Bernie Sanders e Kamala Harris criticam ações de Trump na Venezuela

O senador Bernie Sanders e a ex-vice-presidente Kamala Harris, ambos do Partido Democrata, lançaram duras críticas às ações do presidente Donald Trump na Venezuela, condenando uma operação militar que culminou na captura de Nicolás Maduro e sua esposa, Cilia Flores.

Sanders, em vídeo publicado na rede social X, acusou Trump de demonstrar desprezo pela Constituição e pelo Estado de Direito dos Estados Unidos. Ele enfatizou que o presidente não tem autoridade para iniciar unilateralmente uma guerra, mesmo contra um líder como Maduro, descrito por ele como um ditador corrupto e brutal. “Os Estados Unidos não têm o direito de assumir o controle da Venezuela”, declarou o senador por Vermont, cobrando do Congresso uma resolução urgente para encerrar o que chamou de operação militar ilegal. Sanders argumentou que o ataque não torna o mundo mais seguro e que Trump usa a agressão externa para desviar a atenção das crises internas americanas, como o aumento nos custos de saúde, moradia e alimentos. Ele questionou o lema “América Primeiro”, sugerindo que a intervenção beneficia grandes petroleras em vez de priorizar problemas domésticos, e comparou a ação a intervenções imperialistas históricas na América Latina.

Harris, em declaração pública também na X, reforçou as críticas, afirmando que as ações de Trump não tornam os Estados Unidos mais seguros, fortes ou acessíveis. Apesar de reconhecer Maduro como um ditador brutal e ilegítimo, ela qualificou a operação como ilegal, imprudente e sem base legal clara ou plano de saída. A ex-vice-presidente alertou para os riscos a tropas americanas, o gasto de bilhões de dólares públicos e a desestabilização regional, vendo na manobra uma repetição de guerras por mudança de regime ou petróleo que historicamente geram caos. Harris rejeitou a justificativa de combate ao narcotráfico, apontando interesses energéticos e geopolíticos como os verdadeiros motores, e criticou Trump por indaltar narcotraficantes convictos enquanto marginaliza a oposição venezuelana legítima e busca acordos com figuras próximas ao chavismo.
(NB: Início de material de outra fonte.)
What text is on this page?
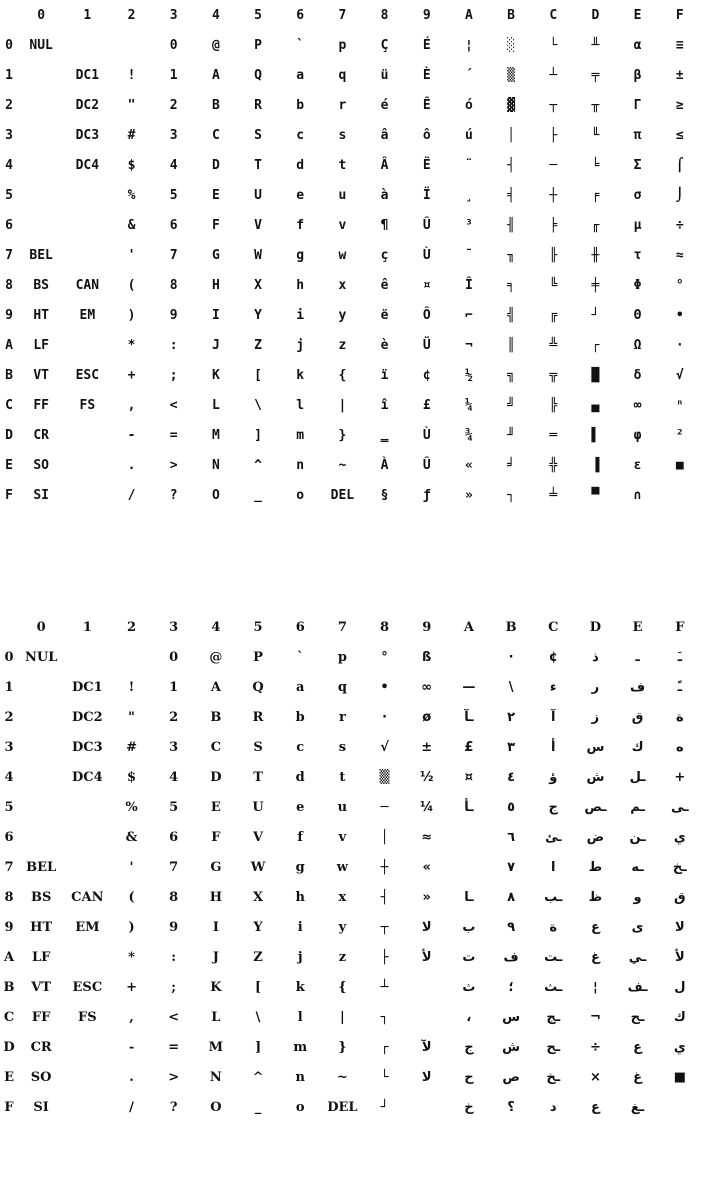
	0	1	2	3	4	5	6	7	8	9	A	B	C	D	E	F
0	NUL			0	@	P	`	p	Ç	É	¦	░	└	╨	α	≡
1		DC1	!	1	A	Q	a	q	ü	È	´	▒	┴	╤	β	±
2		DC2	"	2	B	R	b	r	é	Ê	ó	▓	┬	╥	Γ	≥
3		DC3	#	3	C	S	c	s	â	ô	ú	│	├	╙	π	≤
4		DC4	$	4	D	T	d	t	Â	Ë	¨	┤	─	╘	Σ	⌠
5			%	5	E	U	e	u	à	Ï	¸	╡	┼	╒	σ	⌡
6			&	6	F	V	f	v	¶	Û	³	╢	╞	╓	µ	÷
7	BEL		'	7	G	W	g	w	ç	Ù	¯	╖	╟	╫	τ	≈
8	BS	CAN	(	8	H	X	h	x	ê	¤	Î	╕	╚	╪	Φ	°
9	HT	EM	)	9	I	Y	i	y	ë	Ô	⌐	╣	╔	┘	Θ	•
A	LF		*	:	J	Z	j	z	è	Ü	¬	║	╩	┌	Ω	·
B	VT	ESC	+	;	K	[	k	{	ï	¢	½	╗	╦	█	δ	√
C	FF	FS	,	<	L	\	l	|	î	£	¼	╝	╠	▄	∞	ⁿ
D	CR		-	=	M	]	m	}	‗	Ù	¾	╜	═	▌	φ	²
E	SO		.	>	N	^	n	~	À	Û	«	╛	╬	▐	ε	■
F	SI		/	?	O	_	o	DEL	§	ƒ	»	┐	╧	▀	∩	
	0	1	2	3	4	5	6	7	8	9	A	B	C	D	E	F
0	NUL			0	@	P	`	p	°	ß		·	¢	ذ	ـ	ـَ
1		DC1	!	1	A	Q	a	q	•	∞	—	\	ء	ر	ف	ـً
2		DC2	"	2	B	R	b	r	·	ø	ـآ	٢	آ	ز	ق	ة
3		DC3	#	3	C	S	c	s	√	±	£	٣	أ	س	ك	ه
4		DC4	$	4	D	T	d	t	▒	½	¤	٤	ؤ	ش	ـل	+
5			%	5	E	U	e	u	─	¼	ـأ	٥	ج	ـص	ـم	ـى
6			&	6	F	V	f	v	│	≈		٦	ـئ	ض	ـن	ي
7	BEL		'	7	G	W	g	w	┼	«		٧	ا	ط	ـه	ـخ
8	BS	CAN	(	8	H	X	h	x	┤	»	ـا	٨	ـب	ظ	و	ق
9	HT	EM	)	9	I	Y	i	y	┬	لا	ب	٩	ة	ع	ى	لا
A	LF		*	:	J	Z	j	z	├	لأ	ت	ف	ـت	غ	ـي	لأ
B	VT	ESC	+	;	K	[	k	{	┴		ث	؛	ـث	¦	ـف	ل
C	FF	FS	,	<	L	\	l	|	┐		،	س	ـج	¬	ـح	ك
D	CR		-	=	M	]	m	}	┌	لآ	ج	ش	ـح	÷	ع	ي
E	SO		.	>	N	^	n	~	└	لا	ح	ص	ـخ	×	غ	■
F	SI		/	?	O	_	o	DEL	┘		خ	؟	د	ع	ـغ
Ela defendeu um foco em famílias trabalhadoras americanas e alianças internacionais, em vez de Trump se posicionar como “ditador regional”.

As declarações dos dois democratas se somam a um coro de vozes críticas nos EUA, incluindo legisladores de ambos os partidos que pedem esclarecimentos ao Executivo sobre a autorização para o uso de força. A operação, coordenada pelo Comando Sul e forças especiais em Caracas, foi defendida pela Casa Branca como um ato de justiça internacional sem baixas americanas, mas reacendeu debates sobre os limites constitucionais do poder presidencial, que reserva ao Congresso a declaração de guerra.